Sergej Khackimullin - Fotolia
Gathering and preparing data has become crucial to business operations in all industries. This process can be time-consuming, however, and mishandling data can lead to poor analytics and poor ROI. Going through the data preparation process the right way is therefore crucial.
Sometimes tedious and often complex, data preparation sits across multiple teams within an organization, from customer integrations to engineering. These teams often require different data in their daily operations, and it is important to prepare this wide range of data in an effective and manageable way.
Investing in data preparation can improve the quality of your data outcomes and put all teams in a position to succeed. Innovation in these areas is only as strong as the data that feeds it. To ease the data preparation process, follow these steps and make it much smoother.
Lay the groundwork
Oftentimes data scientists can be bogged down in locating and cleaning data rather than analyzing it. And without proper groundwork laid, the time and work invested become a waste. Approach the problem with the mindset that the more care and time invested at the beginning, the better the outcome will be.
"To reduce the stress of data preparation, invest time upfront to get it right, test extensively and schedule monitoring on an ongoing basis," said Raigon Jolly, head of analytics and data science at TrafficGuard.
Data preparation is at its most stressful when companies find that there is a need to retrofit it. Discovering that your data output is unreliable because of poor data quality or bad preparation can be frustrating for everyone involved. Even the best analytics or machine learning programs can't save you if the data preparation process has been poor.
Data collection is the foundation an effective data analysis is built on. Data preparation can therefore be eased with an investment of time and resources into the quality of data. Make sure you are collecting the correct data the correct way and that it is applicable to your end goal.
Understand what you require of data and make sure you are receiving all the right signals from various external and internal sources. Identify your specific challenges and expand the input with historical data or third-party sources to help solve them.
This initial investment can reduce the chance of poor analytics and results from processed data.
Document your data
Once there is an understanding that the gathered data is right for the job, documentation and categorization should be used. Order and discipline can ease the data preparation process by eliminating confusion.
"Prepare a data dictionary to standardize your data assets company-wide, covering schema requirements, null handling and defaults," Jolly said. "Capture data lineage -- what solutions and processes consume which data."

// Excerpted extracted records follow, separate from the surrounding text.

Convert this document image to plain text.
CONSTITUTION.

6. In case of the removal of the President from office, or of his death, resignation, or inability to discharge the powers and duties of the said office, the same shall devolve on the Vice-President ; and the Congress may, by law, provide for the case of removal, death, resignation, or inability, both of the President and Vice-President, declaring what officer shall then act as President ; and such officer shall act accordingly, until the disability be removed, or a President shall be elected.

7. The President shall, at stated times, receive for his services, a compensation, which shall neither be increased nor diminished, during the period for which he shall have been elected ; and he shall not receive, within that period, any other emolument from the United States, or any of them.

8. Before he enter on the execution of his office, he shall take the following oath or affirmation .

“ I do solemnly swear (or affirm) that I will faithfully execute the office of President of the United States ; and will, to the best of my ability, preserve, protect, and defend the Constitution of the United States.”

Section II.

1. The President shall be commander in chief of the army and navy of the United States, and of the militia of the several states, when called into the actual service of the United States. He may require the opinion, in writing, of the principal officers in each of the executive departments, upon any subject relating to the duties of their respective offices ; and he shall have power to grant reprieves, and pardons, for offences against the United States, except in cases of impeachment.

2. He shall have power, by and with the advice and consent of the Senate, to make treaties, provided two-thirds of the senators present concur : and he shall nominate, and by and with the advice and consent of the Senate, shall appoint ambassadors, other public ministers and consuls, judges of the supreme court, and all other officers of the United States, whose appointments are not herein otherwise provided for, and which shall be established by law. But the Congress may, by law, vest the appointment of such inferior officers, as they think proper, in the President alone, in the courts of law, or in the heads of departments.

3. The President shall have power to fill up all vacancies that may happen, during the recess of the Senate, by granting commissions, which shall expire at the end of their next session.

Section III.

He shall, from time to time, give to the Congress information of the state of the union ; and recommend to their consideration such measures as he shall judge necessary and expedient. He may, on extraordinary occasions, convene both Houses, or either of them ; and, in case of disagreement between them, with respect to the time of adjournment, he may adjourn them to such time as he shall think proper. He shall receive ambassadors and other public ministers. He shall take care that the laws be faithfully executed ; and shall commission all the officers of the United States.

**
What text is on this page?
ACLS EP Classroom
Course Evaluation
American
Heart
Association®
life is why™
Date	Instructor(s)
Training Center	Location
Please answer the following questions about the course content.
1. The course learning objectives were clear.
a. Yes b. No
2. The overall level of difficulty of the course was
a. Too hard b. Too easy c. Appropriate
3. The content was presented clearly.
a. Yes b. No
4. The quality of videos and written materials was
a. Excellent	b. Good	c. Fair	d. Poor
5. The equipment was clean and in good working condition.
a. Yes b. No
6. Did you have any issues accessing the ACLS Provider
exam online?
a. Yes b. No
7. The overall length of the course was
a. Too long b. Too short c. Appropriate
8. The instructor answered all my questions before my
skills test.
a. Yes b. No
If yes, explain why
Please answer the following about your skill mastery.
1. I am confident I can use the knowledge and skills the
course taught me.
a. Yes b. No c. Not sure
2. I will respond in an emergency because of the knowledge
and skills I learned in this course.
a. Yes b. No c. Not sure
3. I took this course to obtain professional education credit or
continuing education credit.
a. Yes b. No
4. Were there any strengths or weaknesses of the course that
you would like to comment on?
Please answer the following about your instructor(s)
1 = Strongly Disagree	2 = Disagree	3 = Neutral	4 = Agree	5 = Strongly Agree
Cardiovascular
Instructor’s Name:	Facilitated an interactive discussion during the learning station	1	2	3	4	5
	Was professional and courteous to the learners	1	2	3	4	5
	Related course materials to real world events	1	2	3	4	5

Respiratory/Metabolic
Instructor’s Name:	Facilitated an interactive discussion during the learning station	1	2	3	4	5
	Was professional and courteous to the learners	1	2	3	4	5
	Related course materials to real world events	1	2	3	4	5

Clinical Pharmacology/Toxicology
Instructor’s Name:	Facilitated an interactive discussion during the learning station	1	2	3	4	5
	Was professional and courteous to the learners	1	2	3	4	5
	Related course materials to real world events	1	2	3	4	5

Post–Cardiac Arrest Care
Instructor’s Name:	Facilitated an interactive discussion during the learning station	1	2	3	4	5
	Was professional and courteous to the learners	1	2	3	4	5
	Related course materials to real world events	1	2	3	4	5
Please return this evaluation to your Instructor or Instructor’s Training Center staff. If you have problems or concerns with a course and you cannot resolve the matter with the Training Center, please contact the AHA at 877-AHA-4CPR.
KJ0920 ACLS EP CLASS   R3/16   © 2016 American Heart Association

This data dictionary helps to sort and define the value of the data and can make it easier to understand where this data will be most useful. Creating a quick reference point for your company can save time in an already intensive process and further aid the analytics process that follows data preparation.
By increasing labeling and documentation, you decrease the risk of wasting time through having data sent where it is not useful. Make sure to define and document your data flow and process flow, in order to better understand where your data is coming from and where certain data can be most useful for your organization.
Safeguard against human error
Part of the stress associated with the data preparation process finds its source in uncertainty. Building in checkpoints when preparing the data -- and analyzing it -- can ease the tension.
Understand that data comes from many sources and in many forms. Checking to make sure that the data is prepared and sorted correctly is crucial because of its complexity. This step can be eased with a mix of manual work and automation.
"Establish a strong automated process for reconciliation and checks. Even an end-of-day email summary report helps," Jolly said.
Having an automated system look through data before, during and after the data preparation process can reduce risk and save time for companies.
Make sure in all this that there is data transparency as well. Not only will this reduce issues that can follow the data preparation process, like governmental regulations and restrictions as well as privacy laws, but it can give the business a better understanding of what they are tracking and gathering.
"Invest in real-time data transparency using solutions to help identify data quality issues early," Jolly said. This can save time and stress down the line.
The data preparation process is one that can set companies up to succeed and, by laying down the right foundation, can be a true asset.